If Ibanez is going to help, it's primarily going to be one category (home runs). The question remains is whether there is another productive season left in the tank. At this point, i'd give him the benefit of the doubt that he can still produce double digit home runs but don't expect much more than that.

His most similar player through age 41 is Mr. Marlin Jeff Conine. Conine retired before his age 42 season but in his age 41 season he had a lot less in the tank .254/.317/.383 than Ibanez.

Dustin Ackley (11%)

Ackley is still young and his career could go either way. The question is which Ackley is going to show up. Is it going to be the Ackley that justifies his past status as a top 15 prospect, his respectable showing in his first year in the bigs or are we going to see more of the Ackley that struggled bad enough that he got sent down to the minor leagues for awhile last year.

If Spring Training even remotely resembles a preview of what to come when the games start to count, he could be sneaky good sleeper pick. In 30 spring training plate appearances (small sample size alert) Ackley is absolutely crushing the ball to the tune of an 1.321 OPS.

His most similar player through age 25 is Reno Bertoia. In his age 26 season he was pretty brutal .226/.302/.267 52 OPS+. Even in a worse case scenario, I think Ackley would put up much better numbers than that.
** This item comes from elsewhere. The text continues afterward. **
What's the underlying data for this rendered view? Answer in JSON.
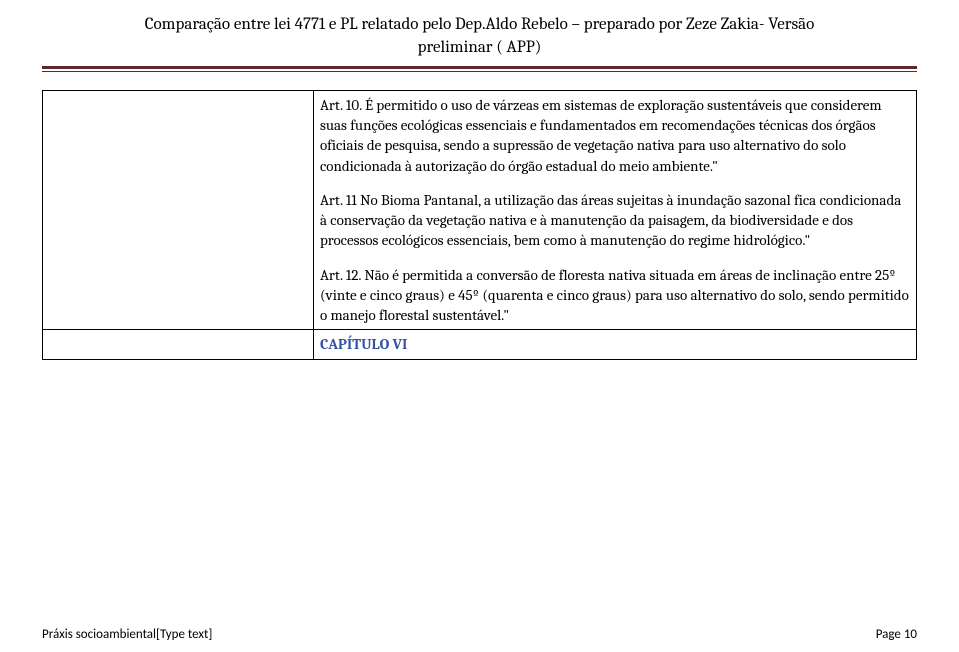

Best case scenario would be a return to 2011 form and numbers around .275/.350 average/obp and 15-20 homers.

Junior Lake (10%)

Lake got his first taste of major league experience last year and put in respectable numbers in 64 games .284/.332/.428 106 OPS+. As it stands right now, he's slated to start in left field.

He'll ge the plate appearances but  the question remains of whether value will be produced from them. He's been an okay hitter in the minors but only has a .732 OPS in the minors and a .803 in 40 AAA games last year which sounds okay but was done in the offense friendly pacific coast league. A repeat of his numbers from last year is likely the best case scenario.

Josh Willingham (10%)

I thought Willingham would be a good bet in fantasy in 2013 as he showed that he could be productive while playing at target field. I was totally wrong. Along with only playing 111 games, he also had his first below average OPS+ since 2004 (when he only had 29 plate appearances).

If your in a league that counts OBP instead of average he'd have slightly more value. Despite a near mendoza line average (.208) he still but up a .342 OBP. Even though there is the hope that he can return to his older form, he already is 35 so last year may have been the beginning of the end and he's off to a very cold start in spring.

His most similar player through age 34 is Jason Werth. That season happened to be last year. Unlike Willingham, Werth had one of his best seasons last year and gets the benefit of playing on a team with a chance to win something instead of Willingham who's on a Twins team that will be lucky if they lose less than 90 games.